Management did comment that Microsoft 365 Copilot has seen a stronger early uptake than any of the E3/E5 SKUs, which I think is encouraging. In addition, management commented that it remains early days for Microsoft 365 Copilot, and the team is also optimistic about the adoption it has seen thus far and expect revenues to grow with time.
For reference, Copilot will need to add $100 million in FY3Q24 revenues to drive a 1-point lift to the Office 365 growth for the next quarter.
For FY3Q24, the guidance is for the Office 365 growth to decelerate by 1-point.
This does suggest that despite the positive commentary on the early uptake, that copilot revenues are slow to ramp.
Valuation
Price targets
My 1-year and 3-year price targets are thus based on a 30x P/E multiple.
I think that this is a reasonable valuation multiple to be applied given that this is somewhat in-line with its average P/E multiple since 2018, while still highlighting the quality and strength of its business model and competitive advantages that it has.
With that, my 1-year and 3-year price targets are $406 and $525, respectively.
Intrinsic value
I roll forward my Microsoft forecasts by another calendar year to 2028.

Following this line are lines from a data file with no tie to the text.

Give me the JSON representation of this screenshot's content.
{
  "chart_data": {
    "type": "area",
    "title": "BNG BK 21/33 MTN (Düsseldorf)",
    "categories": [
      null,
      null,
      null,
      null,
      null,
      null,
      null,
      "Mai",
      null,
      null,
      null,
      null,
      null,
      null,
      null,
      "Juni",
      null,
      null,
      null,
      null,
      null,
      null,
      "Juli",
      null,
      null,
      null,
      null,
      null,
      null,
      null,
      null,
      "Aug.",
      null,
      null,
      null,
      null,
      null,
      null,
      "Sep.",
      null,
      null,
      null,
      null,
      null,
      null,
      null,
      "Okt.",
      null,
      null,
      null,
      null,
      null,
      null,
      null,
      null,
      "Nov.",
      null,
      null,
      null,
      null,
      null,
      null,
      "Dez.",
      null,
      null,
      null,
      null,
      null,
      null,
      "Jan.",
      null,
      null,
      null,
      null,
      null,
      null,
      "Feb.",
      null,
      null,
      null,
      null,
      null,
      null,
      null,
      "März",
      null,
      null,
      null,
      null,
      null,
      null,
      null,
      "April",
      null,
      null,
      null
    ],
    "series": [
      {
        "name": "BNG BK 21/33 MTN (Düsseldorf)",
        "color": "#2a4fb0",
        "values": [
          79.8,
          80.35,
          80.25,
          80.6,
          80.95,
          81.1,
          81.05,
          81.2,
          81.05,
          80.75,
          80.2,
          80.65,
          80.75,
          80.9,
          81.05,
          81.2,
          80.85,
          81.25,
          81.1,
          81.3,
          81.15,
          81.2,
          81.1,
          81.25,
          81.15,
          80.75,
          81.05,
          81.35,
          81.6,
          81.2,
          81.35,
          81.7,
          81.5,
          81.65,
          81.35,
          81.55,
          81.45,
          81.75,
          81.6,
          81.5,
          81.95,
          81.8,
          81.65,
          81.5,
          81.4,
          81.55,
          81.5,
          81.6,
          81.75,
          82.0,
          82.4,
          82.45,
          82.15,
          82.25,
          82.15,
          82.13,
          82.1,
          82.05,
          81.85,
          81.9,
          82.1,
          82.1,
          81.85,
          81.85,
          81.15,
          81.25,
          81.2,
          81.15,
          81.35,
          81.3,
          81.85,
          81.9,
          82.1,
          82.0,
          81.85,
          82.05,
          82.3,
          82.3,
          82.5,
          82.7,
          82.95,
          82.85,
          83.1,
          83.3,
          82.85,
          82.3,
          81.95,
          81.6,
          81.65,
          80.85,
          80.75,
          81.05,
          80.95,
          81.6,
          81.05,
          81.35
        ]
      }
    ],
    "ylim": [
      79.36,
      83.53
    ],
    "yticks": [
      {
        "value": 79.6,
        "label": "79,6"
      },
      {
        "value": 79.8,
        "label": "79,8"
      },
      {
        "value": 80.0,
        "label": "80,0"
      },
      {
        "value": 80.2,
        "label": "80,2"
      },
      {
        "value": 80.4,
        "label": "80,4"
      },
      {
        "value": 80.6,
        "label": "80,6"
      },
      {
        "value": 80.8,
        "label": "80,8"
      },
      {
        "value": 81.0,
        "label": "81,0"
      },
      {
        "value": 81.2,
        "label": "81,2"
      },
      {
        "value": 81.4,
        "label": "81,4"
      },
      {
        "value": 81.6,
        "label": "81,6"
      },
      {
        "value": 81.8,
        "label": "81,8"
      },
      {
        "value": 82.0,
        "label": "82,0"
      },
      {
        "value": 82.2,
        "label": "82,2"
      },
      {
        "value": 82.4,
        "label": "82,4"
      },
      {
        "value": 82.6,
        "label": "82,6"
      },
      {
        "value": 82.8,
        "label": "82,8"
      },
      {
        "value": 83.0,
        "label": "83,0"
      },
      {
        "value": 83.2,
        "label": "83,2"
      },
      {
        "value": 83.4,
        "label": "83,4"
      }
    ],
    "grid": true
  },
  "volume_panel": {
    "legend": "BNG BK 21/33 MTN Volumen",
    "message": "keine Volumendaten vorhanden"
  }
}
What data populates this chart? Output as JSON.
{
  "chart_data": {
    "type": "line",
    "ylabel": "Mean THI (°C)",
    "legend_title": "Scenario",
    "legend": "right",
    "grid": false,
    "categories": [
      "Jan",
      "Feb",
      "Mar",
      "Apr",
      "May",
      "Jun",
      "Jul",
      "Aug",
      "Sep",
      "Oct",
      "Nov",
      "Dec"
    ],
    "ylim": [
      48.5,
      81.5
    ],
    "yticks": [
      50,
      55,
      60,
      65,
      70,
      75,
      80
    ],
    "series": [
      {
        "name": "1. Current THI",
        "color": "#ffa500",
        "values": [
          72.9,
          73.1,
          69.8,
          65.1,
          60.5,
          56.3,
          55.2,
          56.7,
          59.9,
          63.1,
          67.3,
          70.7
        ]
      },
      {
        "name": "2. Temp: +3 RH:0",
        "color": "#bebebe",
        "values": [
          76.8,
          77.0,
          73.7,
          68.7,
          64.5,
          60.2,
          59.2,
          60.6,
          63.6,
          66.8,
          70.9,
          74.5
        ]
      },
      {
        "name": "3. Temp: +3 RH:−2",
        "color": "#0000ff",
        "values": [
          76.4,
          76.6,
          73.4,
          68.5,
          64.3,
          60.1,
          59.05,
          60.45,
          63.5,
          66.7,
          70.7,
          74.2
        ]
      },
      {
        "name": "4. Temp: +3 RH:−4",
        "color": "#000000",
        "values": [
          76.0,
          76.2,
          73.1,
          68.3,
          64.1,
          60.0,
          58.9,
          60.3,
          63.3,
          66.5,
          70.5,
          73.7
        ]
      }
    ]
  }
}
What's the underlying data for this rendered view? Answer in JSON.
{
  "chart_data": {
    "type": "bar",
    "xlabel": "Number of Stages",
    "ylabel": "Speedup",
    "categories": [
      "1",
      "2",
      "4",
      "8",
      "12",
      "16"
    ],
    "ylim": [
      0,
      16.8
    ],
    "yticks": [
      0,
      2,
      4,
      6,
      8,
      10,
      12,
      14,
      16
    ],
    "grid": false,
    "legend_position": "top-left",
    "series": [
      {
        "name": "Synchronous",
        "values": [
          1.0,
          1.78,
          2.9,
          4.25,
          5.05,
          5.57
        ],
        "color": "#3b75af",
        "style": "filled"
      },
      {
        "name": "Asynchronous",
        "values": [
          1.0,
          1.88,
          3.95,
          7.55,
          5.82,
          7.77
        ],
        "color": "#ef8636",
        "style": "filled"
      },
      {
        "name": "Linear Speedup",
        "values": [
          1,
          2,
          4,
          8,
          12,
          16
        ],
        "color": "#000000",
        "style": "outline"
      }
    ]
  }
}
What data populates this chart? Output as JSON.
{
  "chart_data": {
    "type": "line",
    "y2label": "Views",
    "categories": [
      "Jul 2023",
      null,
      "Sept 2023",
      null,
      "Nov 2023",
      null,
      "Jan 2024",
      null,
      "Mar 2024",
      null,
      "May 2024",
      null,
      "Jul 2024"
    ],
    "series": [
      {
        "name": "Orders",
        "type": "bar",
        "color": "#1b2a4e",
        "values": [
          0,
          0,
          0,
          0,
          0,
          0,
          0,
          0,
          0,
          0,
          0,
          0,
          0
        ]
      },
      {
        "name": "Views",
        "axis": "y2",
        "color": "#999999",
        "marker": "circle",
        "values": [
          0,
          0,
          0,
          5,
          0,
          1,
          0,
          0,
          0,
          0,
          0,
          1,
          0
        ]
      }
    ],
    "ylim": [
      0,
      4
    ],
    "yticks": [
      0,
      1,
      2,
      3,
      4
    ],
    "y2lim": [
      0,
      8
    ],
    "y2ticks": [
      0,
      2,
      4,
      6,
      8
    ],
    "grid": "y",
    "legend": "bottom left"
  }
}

Similarly, I used the same assumptions as before, including a terminal 2027 27x P/E and cost of equity of 11%.
Take note that I applied a discount to the 2027 terminal multiple given we never really know what will happen in 2027 and whether Microsoft can continue to support its average P/E ratio of 33x till then.
As such, my intrinsic value goes up to $355.
Conclusion
This was a somewhat mixed to mildly positive quarter for Microsoft Corporation.
The AI side of things was positive given the 6-points boost in Azure growth from AI workloads.
Also, the rise in operating margins for the full year was also a positive surprise.
That said, the deceleration in non-AI Azure growth by 3-points, along with no concrete evidence of ramp in Copilot to life Office growth and the lower-than-expected capex were things that made the quarter mixed.
The current narrative around AI and Microsoft’s success around the area will likely sustain its valuation in the near term until we look for more catalysts.
Analyst’s Disclosure: I/we have no stock, option or similar derivative position in any of the companies mentioned, and no plans to initiate any such positions within the next 72 hours. I wrote this article myself, and it expresses my own opinions. I am not receiving compensation for it (other than from Seeking Alpha). I have no business relationship with any company whose stock is mentioned in this article.